Я вошла в гостиничный номер. Сняла мокрые замшевые туфли и поставила их под струю теплого воздуха просыхать. Расстегнула лифчик, приподнимающий грудь, и сунула в мусорное ведро.
За окном лежал Онкведо, вид сверху, здания выглядели аккуратными и еще более непримечательными, чем с земли. Мне, вообще-то, не нужен был этот номер, я жила всего в трех милях, но не отказываться же, раз уж мне его предложили вместе с пятьюдесятью долларами гонорара и бесплатной бутылкой воды, которую я опрокинула.
Я наполнила длинную гостиничную ванну горячей водой и растянулась в ней. Судебное заседание должно было состояться на следующий день. Расставила по краю ванной бутылочки из плетеной корзинки с разной косметикой. Рядом с ванной на стене висел телефон. Я прислонилась к фарфоровой спинке и позвонила Марджи. Голос ее звучал умиротворенно. Я спросила, что она делает. Оказалось — вышивает крестиком подушку Биллу на день рождения. Я поинтересовалась, что на ней будет написано.
— «Узнать меня — значит полюбить». Уинстон Черчилль. Коричневым шелком по кремовому фону.
Прямо про Билла сказано.
Марджи спросила, как прошел коллоквиум. Я ответила, что продала все книги. Она аж запищала. Про двиганье ушами я решила промолчать. Агенту совершенно не обязательно знать про все ваши недостатки. Открыла одну из бутылочек с шампунем, понюхала. Добавила, что закрываю дом свиданий.

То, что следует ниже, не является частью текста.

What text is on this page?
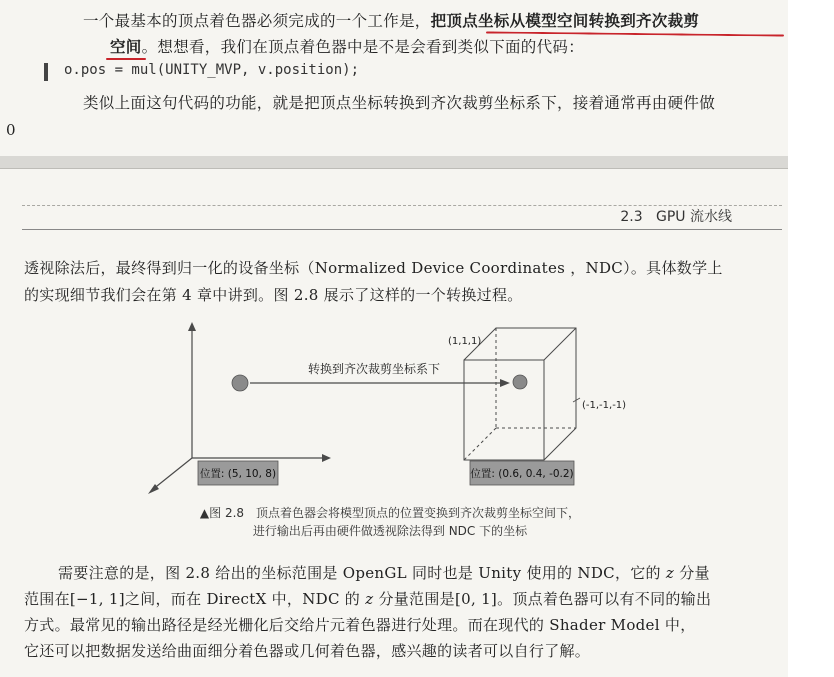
一个最基本的顶点着色器必须完成的一个工作是，把顶点坐标从模型空间转换到齐次裁剪
空间。想想看，我们在顶点着色器中是不是会看到类似下面的代码：
o.pos = mul(UNITY_MVP, v.position);
类似上面这句代码的功能，就是把顶点坐标转换到齐次裁剪坐标系下，接着通常再由硬件做
0
2.3 GPU 流水线
透视除法后，最终得到归一化的设备坐标（Normalized Device Coordinates ，NDC）。具体数学上
的实现细节我们会在第 4 章中讲到。图 2.8 展示了这样的一个转换过程。
转换到齐次裁剪坐标系下
(1,1,1)
(-1,-1,-1)
位置: (5, 10, 8)	位置: (0.6, 0.4, -0.2)
▲图 2.8　顶点着色器会将模型顶点的位置变换到齐次裁剪坐标空间下，
进行输出后再由硬件做透视除法得到 NDC 下的坐标
需要注意的是，图 2.8 给出的坐标范围是 OpenGL 同时也是 Unity 使用的 NDC，它的 z 分量
范围在[−1, 1]之间，而在 DirectX 中，NDC 的 z 分量范围是[0, 1]。顶点着色器可以有不同的输出
方式。最常见的输出路径是经光栅化后交给片元着色器进行处理。而在现代的 Shader Model 中，
它还可以把数据发送给曲面细分着色器或几何着色器，感兴趣的读者可以自行了解。
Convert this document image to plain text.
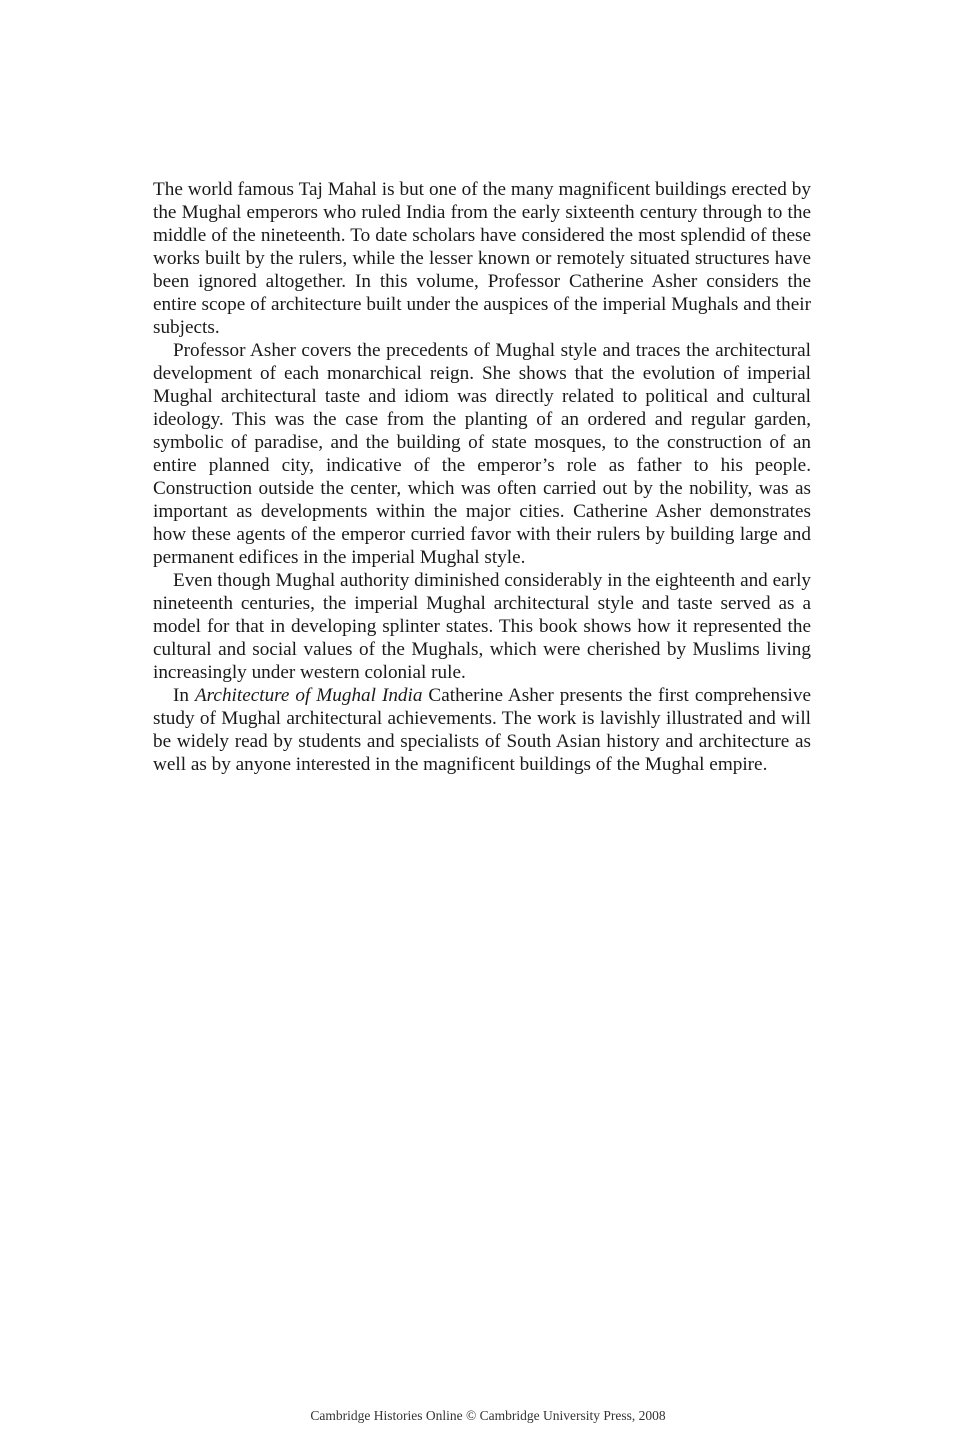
The world famous Taj Mahal is but one of the many magnificent buildings erected by the Mughal emperors who ruled India from the early sixteenth century through to the middle of the nineteenth. To date scholars have considered the most splendid of these works built by the rulers, while the lesser known or remotely situated structures have been ignored altogether. In this volume, Professor Catherine Asher considers the entire scope of architecture built under the auspices of the imperial Mughals and their subjects.

Professor Asher covers the precedents of Mughal style and traces the architectural development of each monarchical reign. She shows that the evolution of imperial Mughal architectural taste and idiom was directly related to political and cultural ideology. This was the case from the planting of an ordered and regular garden, symbolic of paradise, and the building of state mosques, to the construction of an entire planned city, indicative of the emperor’s role as father to his people. Construction outside the center, which was often carried out by the nobility, was as important as developments within the major cities. Catherine Asher demonstrates how these agents of the emperor curried favor with their rulers by building large and permanent edifices in the imperial Mughal style.

Even though Mughal authority diminished considerably in the eighteenth and early nineteenth centuries, the imperial Mughal architectural style and taste served as a model for that in developing splinter states. This book shows how it represented the cultural and social values of the Mughals, which were cherished by Muslims living increasingly under western colonial rule.

In Architecture of Mughal India Catherine Asher presents the first comprehensive study of Mughal architectural achievements. The work is lavishly illustrated and will be widely read by students and specialists of South Asian history and architecture as well as by anyone interested in the magnificent buildings of the Mughal empire.

Cambridge Histories Online © Cambridge University Press, 2008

— Вот и хорошо, — отреагировала Марджи. — Тебя пронесло, но, черт возьми, Барб, затея была не для слабонервных.
Про то, что я опять сужусь с Джоном, я говорить не стала, пока рано, слишком уж страшно, что все провалится. Когда мы распрощались, я перепробовала все отельные косметические продукты, в том числе и «полирующий скраб», который, похоже, состоял из духов, дегтя и песка. Я втерла его в кожу, а потом не смогла смыть ни мылом, ни водой.
Перепачкала все отельные полотенца, но кожа так и осталась жирной и шершавой. Отели мне по вкусу не меньше, чем Набокову: никакой тебе стирки.

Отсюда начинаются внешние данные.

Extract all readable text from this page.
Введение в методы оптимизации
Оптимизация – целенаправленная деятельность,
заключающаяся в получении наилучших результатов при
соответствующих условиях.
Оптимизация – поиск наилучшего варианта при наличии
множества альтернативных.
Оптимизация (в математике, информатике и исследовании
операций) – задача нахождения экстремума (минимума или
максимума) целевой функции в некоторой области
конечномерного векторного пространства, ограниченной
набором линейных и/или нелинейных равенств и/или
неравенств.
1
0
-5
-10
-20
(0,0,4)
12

В том же липком виде я позвонила Руди. Поймала его в закрепленном за сборной автобусе — они ехали на регату в Принстон. На заднем плане звучала музыка из коллекции Сида.
— Как жизнь сутенерская? — осведомился Руди.
Я шикнула на него и попросила передать телефон Дженсону. Он передал.
— Алло? — Милый, сильный дровосек Дженсон.
Я поговорила со всеми членами университетской гребной сборной по очереди — с моими прекрасными, благородными, талантливыми, добросовестными секс-работниками. Известие о закрытии дома свиданий они приняли мужественно: они и в этом были чемпионами. Последним оказался Сид Уокер.
— Эй, — сказал он. — Можете не говорить почему, мне все равно. Скажите одно: вам самой это нравилось?
— Да, Сид, — ответила я. Очень нравилось. Вы все мне нравились. — И добавила не очень кстати: — Понадобятся рекомендации — звони.
Я заказала завтрак в комнату, хотя время было ближе к ужину. Сервировка оказалась безупречной: тарелки под серебряными колпаками, вазочка с бутоном нарцисса. Я отпихнула к краю тарелки жирный жареный картофель и остывшую яичницу. Откусила кусочек холодного тоста и поняла, что не могу его проглотить. Думала я о завтрашнем суде.
Поняв, что поесть мне не суждено, я легла в гостиничную кровать, напряжение не спадало. Перед мысленным взором проходили близкие люди. Но на сей раз не те, кого уже нет, а те, кто сейчас близко: Дарси и Сэм; Марджи, Билл. Я подумала о человеке, в которого не хотела влюбляться, — о Греге Холдере. Вспомнила слова, которые Марджи сказала при знакомстве, много месяцев назад: «Кто-нибудь замечательный на свете точно есть. Вселенная подготавливает его ко встрече с вами». Я представила себе абстрактного бедолагу — жену убило молнией, или придавило на магазинной парковке, или — теперь-то я знала наверняка — она сбежала с лесбиянкой на «харлее». Я уснула.